Below Brusio, the railway has, as its last highlight, the Brusio spiral viaduct, which serves only to adjust the altitude of the line. The spiral viaduct is followed by the stopping point for the village of Campascio, which still belongs to Brusio. Beyond the border station of Campocologno, which is unusually large due to its customs facilities, the line reaches Italy, and, after crossing the main square of Madonna di Tirano, it reaches its terminal station Tirano. Here, the Bernina line meets the standard gauge station and line of the Italian state rail infrastructure company Rete Ferroviaria Italiana (RFI), which links Tirano through Valtellina to Milan.

== Rolling stock and traffic ==

Today, the following classes of railcar and locomotive are used in scheduled commercial services on the Bernina line: fifteen ABe 8/12^{I} starting service in 2010, to replace the old series of engines, such as four ABe 4/4^{I} and nine ABe 4/4^{II}. Still in service also six ABe 4/4^{III} and two Gem 4/4 that can operate without electrical feeding, thanks their diesel-generator inside (double engine locomotives).

This fleet, consisting of railcars, also has freight cars. Some freight cars are added to passenger trains until the maximum towing capacity of such trains of 140 t is reached. For reasons of safety, due to the presence of dangerous goods, other freight cars are operated in pure freight trains. Despite being set up originally only for tourist traffic, the Bernina line now also assists trade with Italy by carrying considerable quantities of freight, consisting mostly of heating oil, fuels and timber.

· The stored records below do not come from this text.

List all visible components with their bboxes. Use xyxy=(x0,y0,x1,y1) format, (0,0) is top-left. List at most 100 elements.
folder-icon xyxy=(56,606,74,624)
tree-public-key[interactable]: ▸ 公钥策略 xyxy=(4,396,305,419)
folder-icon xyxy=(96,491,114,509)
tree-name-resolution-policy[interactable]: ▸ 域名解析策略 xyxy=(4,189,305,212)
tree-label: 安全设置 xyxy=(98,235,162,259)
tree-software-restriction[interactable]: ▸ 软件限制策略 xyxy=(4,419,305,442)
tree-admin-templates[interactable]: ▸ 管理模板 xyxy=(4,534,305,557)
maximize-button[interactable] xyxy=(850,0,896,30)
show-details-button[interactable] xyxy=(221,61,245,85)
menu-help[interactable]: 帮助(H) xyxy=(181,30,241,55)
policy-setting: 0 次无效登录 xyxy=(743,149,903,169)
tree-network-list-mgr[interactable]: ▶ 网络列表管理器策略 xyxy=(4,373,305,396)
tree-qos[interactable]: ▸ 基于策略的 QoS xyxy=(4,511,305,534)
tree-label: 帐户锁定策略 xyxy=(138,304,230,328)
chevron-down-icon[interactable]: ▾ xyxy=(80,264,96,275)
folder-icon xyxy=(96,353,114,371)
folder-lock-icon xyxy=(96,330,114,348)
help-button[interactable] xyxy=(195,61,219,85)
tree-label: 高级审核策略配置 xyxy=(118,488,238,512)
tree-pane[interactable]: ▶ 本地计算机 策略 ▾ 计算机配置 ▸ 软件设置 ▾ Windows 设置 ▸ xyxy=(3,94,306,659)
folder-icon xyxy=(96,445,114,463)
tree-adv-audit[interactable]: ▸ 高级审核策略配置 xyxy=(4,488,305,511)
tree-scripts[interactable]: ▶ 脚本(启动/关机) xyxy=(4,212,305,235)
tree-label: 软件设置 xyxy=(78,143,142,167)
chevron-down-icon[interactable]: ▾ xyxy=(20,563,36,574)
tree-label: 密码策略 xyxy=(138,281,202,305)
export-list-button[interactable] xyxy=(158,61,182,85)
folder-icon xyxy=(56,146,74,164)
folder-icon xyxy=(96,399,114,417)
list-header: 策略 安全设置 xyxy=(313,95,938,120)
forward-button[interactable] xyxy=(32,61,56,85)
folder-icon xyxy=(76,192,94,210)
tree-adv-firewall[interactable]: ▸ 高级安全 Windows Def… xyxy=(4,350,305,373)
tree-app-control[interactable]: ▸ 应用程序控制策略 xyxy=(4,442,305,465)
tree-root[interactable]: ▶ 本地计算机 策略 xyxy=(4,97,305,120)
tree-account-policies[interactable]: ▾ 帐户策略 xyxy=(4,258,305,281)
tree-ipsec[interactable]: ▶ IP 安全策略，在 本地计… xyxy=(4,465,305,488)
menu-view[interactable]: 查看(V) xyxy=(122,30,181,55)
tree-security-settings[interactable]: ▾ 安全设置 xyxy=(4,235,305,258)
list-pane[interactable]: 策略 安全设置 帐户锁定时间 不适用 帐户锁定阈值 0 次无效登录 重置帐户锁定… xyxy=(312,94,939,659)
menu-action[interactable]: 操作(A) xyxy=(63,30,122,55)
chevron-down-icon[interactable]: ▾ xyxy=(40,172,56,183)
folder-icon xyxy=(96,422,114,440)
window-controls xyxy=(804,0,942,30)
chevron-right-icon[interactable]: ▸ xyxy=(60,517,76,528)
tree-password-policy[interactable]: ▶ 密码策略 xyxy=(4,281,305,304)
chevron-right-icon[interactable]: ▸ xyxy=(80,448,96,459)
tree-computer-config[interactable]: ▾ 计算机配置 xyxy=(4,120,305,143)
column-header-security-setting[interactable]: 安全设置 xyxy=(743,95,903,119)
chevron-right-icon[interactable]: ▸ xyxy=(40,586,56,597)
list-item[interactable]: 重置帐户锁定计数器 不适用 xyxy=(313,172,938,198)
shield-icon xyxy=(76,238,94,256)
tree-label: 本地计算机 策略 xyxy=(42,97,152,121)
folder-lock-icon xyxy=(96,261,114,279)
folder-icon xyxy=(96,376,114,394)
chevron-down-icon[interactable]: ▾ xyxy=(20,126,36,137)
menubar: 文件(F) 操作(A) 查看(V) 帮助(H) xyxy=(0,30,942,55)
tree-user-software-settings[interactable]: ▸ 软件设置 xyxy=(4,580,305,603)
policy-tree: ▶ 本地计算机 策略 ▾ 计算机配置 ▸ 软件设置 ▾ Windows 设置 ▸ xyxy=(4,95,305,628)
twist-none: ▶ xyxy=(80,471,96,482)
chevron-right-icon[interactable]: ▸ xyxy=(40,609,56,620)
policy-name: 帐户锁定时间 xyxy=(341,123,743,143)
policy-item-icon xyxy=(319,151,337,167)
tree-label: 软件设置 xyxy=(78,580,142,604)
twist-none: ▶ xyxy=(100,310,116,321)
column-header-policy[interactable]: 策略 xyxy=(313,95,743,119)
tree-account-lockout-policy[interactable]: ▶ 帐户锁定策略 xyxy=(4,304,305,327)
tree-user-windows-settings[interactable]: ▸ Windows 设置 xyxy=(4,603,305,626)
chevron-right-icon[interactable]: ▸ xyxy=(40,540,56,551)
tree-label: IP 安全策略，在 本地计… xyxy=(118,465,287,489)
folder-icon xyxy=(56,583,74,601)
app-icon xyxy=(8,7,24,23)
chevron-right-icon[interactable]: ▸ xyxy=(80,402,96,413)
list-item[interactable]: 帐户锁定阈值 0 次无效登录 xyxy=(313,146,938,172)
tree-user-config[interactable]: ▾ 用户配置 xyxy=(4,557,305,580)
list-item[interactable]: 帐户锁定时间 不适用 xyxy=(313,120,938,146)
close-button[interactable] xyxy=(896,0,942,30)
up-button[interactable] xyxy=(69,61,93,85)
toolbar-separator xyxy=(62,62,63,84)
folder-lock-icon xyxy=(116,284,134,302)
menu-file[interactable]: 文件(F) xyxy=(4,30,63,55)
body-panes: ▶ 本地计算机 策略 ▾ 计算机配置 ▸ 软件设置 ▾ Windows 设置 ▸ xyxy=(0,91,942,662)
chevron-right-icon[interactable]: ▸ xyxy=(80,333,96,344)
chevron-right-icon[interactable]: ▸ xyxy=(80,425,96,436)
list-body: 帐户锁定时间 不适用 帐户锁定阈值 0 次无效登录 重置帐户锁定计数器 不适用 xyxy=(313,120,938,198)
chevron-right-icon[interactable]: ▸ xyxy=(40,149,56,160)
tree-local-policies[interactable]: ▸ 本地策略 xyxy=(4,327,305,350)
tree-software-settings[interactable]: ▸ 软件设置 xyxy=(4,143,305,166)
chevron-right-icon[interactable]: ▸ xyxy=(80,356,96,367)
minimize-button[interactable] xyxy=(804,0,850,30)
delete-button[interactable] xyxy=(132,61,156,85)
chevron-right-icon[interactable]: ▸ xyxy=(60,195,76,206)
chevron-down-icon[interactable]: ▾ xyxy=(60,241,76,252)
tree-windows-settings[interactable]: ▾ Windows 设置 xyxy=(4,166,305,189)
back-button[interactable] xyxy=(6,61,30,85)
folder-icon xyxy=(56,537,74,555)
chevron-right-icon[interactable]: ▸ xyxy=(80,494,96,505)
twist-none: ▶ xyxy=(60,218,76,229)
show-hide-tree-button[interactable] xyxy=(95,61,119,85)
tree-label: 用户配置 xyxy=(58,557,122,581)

Additionally, the regional shopping businesses of the Poschiavo valley are served partly by rail.

The timetable is tightly designed, with year-round services of one passenger train per hour in each direction. The flagship services are the now fully panorama car-equipped Bernina Express and the Trenino Rosso travelling in the opposite direction.

In winter, an old 1913 steam rotary snowplow is regularly in service, but also two electrical rotary snowplows from 1968 and also two modern engines from 2010 are used as well. Their operation is also a tourist attraction that draws in railway enthusiasts from all over the world, especially for the steam one. The two Gem 4/4 assure the shunt of the rotary snowplow.

In connection with the danger of avalanches on the Bernina line, the Rhaetian Railway has developed an unusual procedure for the removal of these high alpine hazards. In late winter, when the risk of avalanche is greatest, artillery is fired at the points of origin of avalanches, to bring some control to their occurrence.